How on Earth are they going to go from a single launch in 2012 for the Falcon 9 to SEVEN launches in 2013, 10 in 2014 and 14 in 2015? And on the side they have their first Falcon Heavy launch in 2015. Now add more launches into the mix with this new contract...

Elon Musk is really living right on the edge in terms of potential production problems. He already has a track record of delaying, delivering late and overpromising with Tesla. I simply don't see why he doesn't take it just a little more slowly, and actually delivering on his promises.

On the other hand, if he pulls it off, then the utility maximizing strategy for humanity just might be to make money and give all my capital to Elon Musk to put it to more productive use...

I'm going to guess that you're not privy to their production scalability plans.

The first one is the hardest.

>How on Earth are they going to go from a single launch in 2012 for the Falcon 9 to SEVEN launches in 2013, 10 in 2014 and 14 in 2015?

Mass production.
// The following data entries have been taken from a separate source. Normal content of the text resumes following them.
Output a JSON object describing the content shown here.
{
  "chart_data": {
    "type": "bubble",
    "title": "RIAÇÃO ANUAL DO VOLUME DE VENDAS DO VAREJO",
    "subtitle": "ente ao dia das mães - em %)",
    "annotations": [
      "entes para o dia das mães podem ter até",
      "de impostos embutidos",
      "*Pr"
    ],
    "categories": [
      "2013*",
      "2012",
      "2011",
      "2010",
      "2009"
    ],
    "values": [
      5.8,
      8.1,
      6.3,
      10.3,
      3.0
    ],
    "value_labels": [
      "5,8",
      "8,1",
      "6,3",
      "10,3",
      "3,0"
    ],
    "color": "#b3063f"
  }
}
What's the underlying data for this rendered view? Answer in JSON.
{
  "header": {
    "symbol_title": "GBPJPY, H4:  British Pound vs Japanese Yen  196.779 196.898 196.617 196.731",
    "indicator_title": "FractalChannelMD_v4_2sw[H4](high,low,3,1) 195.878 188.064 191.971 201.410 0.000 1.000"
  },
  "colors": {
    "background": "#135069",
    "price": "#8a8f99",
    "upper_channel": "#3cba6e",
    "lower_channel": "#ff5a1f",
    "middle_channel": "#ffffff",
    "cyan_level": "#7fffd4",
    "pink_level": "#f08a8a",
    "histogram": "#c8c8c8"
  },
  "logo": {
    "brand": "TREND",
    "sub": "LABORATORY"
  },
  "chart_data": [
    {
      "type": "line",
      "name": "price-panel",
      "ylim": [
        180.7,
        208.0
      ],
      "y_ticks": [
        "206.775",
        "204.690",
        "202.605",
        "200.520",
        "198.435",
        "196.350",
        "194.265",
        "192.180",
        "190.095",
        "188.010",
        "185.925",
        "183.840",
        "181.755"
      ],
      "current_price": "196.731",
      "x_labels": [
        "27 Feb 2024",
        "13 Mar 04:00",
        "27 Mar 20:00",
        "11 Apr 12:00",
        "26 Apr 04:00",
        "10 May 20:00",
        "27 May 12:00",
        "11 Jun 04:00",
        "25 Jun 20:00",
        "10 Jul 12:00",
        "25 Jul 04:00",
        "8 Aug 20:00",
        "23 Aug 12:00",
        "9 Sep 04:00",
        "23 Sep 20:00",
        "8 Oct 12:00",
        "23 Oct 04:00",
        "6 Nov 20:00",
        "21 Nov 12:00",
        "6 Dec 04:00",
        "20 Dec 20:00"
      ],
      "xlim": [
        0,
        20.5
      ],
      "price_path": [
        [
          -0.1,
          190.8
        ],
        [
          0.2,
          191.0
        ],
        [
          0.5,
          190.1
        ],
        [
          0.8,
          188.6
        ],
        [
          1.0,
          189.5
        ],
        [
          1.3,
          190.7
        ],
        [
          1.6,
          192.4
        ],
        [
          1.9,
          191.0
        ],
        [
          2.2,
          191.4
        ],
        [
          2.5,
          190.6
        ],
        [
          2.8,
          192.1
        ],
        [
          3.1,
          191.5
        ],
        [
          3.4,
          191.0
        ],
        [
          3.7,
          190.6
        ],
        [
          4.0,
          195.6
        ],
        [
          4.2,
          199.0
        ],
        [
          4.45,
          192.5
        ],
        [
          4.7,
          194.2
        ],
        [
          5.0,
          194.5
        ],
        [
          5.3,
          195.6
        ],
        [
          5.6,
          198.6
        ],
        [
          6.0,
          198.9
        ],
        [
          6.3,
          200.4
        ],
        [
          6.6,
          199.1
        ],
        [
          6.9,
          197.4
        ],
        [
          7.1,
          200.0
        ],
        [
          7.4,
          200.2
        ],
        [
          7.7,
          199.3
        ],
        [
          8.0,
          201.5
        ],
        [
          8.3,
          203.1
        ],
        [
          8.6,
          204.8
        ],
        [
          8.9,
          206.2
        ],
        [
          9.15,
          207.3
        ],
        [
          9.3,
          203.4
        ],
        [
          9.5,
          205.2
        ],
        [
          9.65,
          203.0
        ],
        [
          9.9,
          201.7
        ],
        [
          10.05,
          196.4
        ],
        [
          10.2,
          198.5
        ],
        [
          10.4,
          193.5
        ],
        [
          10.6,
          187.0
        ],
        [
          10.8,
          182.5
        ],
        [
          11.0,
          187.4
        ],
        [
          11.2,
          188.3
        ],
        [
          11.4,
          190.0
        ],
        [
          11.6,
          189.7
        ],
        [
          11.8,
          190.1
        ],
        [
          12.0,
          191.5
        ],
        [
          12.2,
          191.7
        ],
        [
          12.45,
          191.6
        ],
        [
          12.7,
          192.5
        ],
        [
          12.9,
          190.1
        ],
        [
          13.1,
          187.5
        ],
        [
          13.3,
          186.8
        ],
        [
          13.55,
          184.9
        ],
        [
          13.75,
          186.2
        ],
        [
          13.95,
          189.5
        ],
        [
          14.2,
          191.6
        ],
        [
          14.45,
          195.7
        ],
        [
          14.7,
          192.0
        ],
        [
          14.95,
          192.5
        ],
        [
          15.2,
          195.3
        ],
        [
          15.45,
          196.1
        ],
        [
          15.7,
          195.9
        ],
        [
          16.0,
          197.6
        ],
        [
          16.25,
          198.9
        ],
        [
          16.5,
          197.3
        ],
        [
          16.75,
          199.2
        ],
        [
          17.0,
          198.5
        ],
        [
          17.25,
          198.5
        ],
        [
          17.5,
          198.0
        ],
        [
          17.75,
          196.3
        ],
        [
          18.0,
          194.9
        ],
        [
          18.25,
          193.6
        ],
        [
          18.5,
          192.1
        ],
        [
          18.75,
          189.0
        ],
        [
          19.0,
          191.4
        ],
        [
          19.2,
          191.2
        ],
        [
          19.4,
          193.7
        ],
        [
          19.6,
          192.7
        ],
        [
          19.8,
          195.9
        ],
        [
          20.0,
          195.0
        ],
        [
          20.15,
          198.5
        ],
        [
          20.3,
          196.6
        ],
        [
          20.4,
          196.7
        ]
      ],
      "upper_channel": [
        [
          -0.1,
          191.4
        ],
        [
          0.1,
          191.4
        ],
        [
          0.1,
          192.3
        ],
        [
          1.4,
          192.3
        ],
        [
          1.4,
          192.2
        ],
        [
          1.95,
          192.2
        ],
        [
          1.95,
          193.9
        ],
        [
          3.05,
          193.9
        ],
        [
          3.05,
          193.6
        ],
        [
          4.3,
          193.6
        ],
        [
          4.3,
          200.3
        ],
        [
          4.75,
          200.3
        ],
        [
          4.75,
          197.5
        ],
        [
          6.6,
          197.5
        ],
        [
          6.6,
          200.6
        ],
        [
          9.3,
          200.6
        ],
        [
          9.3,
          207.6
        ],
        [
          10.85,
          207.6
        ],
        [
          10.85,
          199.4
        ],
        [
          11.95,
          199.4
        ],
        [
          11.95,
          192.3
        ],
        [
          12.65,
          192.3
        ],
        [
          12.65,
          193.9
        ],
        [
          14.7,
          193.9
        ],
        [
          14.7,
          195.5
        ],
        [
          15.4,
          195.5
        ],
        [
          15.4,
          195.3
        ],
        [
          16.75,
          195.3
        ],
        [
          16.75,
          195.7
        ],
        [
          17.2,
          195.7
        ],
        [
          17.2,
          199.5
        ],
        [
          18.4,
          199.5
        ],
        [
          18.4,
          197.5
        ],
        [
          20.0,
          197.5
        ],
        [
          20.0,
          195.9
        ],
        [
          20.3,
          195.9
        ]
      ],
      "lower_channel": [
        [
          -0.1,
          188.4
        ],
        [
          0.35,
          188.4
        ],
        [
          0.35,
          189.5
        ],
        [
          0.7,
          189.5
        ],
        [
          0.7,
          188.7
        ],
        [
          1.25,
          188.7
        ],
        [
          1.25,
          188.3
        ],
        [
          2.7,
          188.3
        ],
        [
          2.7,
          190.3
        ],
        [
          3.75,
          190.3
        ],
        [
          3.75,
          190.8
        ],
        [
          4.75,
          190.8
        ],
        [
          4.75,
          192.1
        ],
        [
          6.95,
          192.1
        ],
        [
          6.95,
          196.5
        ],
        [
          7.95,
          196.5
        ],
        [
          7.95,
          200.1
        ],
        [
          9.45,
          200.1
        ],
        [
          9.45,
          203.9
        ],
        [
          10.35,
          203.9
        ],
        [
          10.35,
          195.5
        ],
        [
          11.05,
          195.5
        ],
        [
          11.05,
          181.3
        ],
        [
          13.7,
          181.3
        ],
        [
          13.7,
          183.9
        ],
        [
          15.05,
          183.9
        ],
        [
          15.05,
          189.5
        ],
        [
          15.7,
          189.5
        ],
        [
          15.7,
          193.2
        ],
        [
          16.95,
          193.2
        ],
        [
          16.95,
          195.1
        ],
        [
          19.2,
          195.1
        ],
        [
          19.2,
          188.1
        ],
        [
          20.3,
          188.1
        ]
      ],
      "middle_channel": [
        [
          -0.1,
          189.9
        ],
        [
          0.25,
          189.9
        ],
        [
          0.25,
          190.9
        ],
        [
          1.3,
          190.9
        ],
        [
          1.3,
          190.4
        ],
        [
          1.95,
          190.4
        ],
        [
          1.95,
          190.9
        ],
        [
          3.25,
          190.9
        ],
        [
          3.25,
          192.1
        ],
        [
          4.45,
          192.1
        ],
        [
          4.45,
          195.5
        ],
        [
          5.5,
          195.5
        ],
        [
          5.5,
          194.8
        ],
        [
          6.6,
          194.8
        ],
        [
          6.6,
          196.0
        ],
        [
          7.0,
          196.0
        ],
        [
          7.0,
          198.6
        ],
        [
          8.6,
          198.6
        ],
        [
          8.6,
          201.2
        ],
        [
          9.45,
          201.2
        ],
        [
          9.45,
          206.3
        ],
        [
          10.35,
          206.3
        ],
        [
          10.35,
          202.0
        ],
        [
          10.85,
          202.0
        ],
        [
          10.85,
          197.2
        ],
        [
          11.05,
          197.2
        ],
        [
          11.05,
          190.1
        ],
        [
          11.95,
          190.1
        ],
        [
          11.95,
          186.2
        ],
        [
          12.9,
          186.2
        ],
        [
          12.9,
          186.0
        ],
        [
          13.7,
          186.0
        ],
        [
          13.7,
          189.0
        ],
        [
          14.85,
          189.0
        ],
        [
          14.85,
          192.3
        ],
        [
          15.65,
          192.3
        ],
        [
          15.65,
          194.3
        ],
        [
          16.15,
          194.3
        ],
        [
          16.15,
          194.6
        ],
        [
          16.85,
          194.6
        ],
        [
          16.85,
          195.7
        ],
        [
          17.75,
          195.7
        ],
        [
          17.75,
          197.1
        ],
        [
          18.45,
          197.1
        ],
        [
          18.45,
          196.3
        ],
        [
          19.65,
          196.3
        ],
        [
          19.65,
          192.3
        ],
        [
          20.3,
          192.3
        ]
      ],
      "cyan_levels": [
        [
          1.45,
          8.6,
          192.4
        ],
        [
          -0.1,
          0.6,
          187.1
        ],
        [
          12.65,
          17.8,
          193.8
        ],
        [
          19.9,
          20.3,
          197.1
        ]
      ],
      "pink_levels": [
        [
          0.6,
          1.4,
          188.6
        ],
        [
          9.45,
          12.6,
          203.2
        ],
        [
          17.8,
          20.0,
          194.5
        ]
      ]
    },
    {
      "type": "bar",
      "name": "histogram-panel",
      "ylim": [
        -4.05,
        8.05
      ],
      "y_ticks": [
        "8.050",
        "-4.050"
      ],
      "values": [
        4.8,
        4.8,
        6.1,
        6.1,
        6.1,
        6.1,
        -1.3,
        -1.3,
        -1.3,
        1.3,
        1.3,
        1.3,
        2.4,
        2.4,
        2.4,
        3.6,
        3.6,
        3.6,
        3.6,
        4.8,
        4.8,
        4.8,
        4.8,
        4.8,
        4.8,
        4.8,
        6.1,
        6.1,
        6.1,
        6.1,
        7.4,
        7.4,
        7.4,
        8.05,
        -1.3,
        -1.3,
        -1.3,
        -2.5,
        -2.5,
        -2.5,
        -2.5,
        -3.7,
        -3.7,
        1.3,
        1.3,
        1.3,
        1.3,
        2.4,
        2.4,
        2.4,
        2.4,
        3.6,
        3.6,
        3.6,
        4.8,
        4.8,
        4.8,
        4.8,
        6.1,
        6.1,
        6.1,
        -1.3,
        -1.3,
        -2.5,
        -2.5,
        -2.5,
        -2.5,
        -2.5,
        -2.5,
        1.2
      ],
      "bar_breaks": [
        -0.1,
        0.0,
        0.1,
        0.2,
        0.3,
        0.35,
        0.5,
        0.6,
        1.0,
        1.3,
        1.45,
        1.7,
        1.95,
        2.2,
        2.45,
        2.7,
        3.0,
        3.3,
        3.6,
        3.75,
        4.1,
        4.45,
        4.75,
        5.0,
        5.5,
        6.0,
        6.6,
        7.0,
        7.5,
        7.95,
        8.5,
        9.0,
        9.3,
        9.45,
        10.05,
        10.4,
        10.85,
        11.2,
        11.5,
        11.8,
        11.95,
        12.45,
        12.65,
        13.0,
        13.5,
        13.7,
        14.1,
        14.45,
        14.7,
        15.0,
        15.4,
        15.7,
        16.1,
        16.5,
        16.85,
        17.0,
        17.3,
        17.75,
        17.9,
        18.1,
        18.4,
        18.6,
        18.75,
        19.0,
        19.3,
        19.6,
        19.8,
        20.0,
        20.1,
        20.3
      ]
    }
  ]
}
That was the point of building nine small, identical rocket engines instead of, say, three larger ones. Ideally SpaceX is going to have an assembly line producing over a hundred copies of the same engine every year.

Not quite EEVL-Class missions in a sense that they don't launch Class 1 payloads - like DSP, AEHF, SBIRS, GPS, spysats... These are in the same class as Minotaur launches, mostly tacsats/targets/experimental/high-risk payloads. They are not trusting SpaceX with $2 billion payloads... yet.